No verified examples yet for this function.

Implementation notes¶

Exact special values: LogIntegral[0] = 0, LogIntegral[1] = -Infinity,

Attributes: Listable, NumericFunction, Protected.

Implementation status¶

Stable — documented, exercised by the test suite and/or worked examples, with no known limitations recorded.

References¶

Source: src/info.c
Specification: docs/spec/builtins/special-functions.md

Notes & additional examples¶

Worked examples¶

In[1]:= N[LogIntegral[2], 40]
Out[1]= 1.0451637801174927848445888891946131365227

In[1]:= D[LogIntegral[z], z]
Out[1]= 1/Log[z]

In[1]:= N[LogIntegral[10^6], 30]
Out[1]= 78627.54915946218191986291074769

In[1]:= N[LogIntegral[1000], 20]
Out[1]= 177.609657990152226688

Notes¶

LogIntegral[z] is the logarithmic integral li(z), the principal value of Integral_0^z dt/Log[t], equal to ExpIntegralEi[Log[z]], with a branch cut on (-Infinity, 1).
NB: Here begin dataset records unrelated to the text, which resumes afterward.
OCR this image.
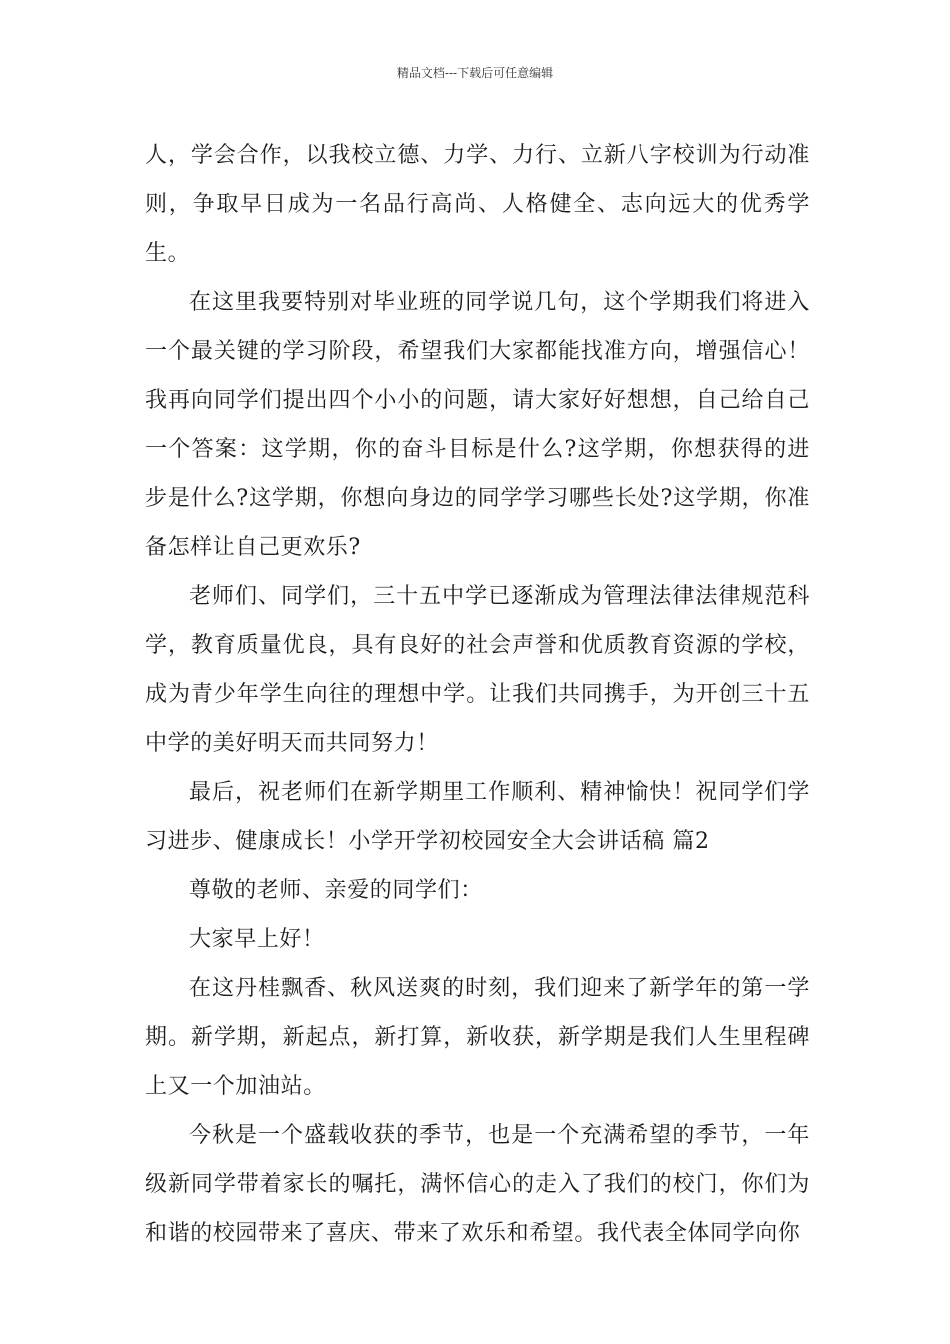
精品文档---下载后可任意编辑

人，学会合作，以我校立德、力学、力行、立新八字校训为行动准则，争取早日成为一名品行高尚、人格健全、志向远大的优秀学生。

在这里我要特别对毕业班的同学说几句，这个学期我们将进入一个最关键的学习阶段，希望我们大家都能找准方向，增强信心！我再向同学们提出四个小小的问题，请大家好好想想，自己给自己一个答案：这学期，你的奋斗目标是什么?这学期，你想获得的进步是什么?这学期，你想向身边的同学学习哪些长处?这学期，你准备怎样让自己更欢乐?

老师们、同学们，三十五中学已逐渐成为管理法律法律规范科学，教育质量优良，具有良好的社会声誉和优质教育资源的学校，成为青少年学生向往的理想中学。让我们共同携手，为开创三十五中学的美好明天而共同努力！

最后，祝老师们在新学期里工作顺利、精神愉快！祝同学们学习进步、健康成长！小学开学初校园安全大会讲话稿 篇2

尊敬的老师、亲爱的同学们：

大家早上好！

在这丹桂飘香、秋风送爽的时刻，我们迎来了新学年的第一学期。新学期，新起点，新打算，新收获，新学期是我们人生里程碑上又一个加油站。

今秋是一个盛载收获的季节，也是一个充满希望的季节，一年级新同学带着家长的嘱托，满怀信心的走入了我们的校门，你们为和谐的校园带来了喜庆、带来了欢乐和希望。我代表全体同学向你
Its derivative is 1/Log[z]. li(x) is the leading term of the prime-counting approximation PrimePi[x] ~ li(x); for example li(10^6) is about 78627.5, close to PrimePi[10^6] = 78498. Real and complex inputs evaluate numerically at machine or arbitrary (MPFR) precision. LogIntegral[1] = -Infinity. Listable.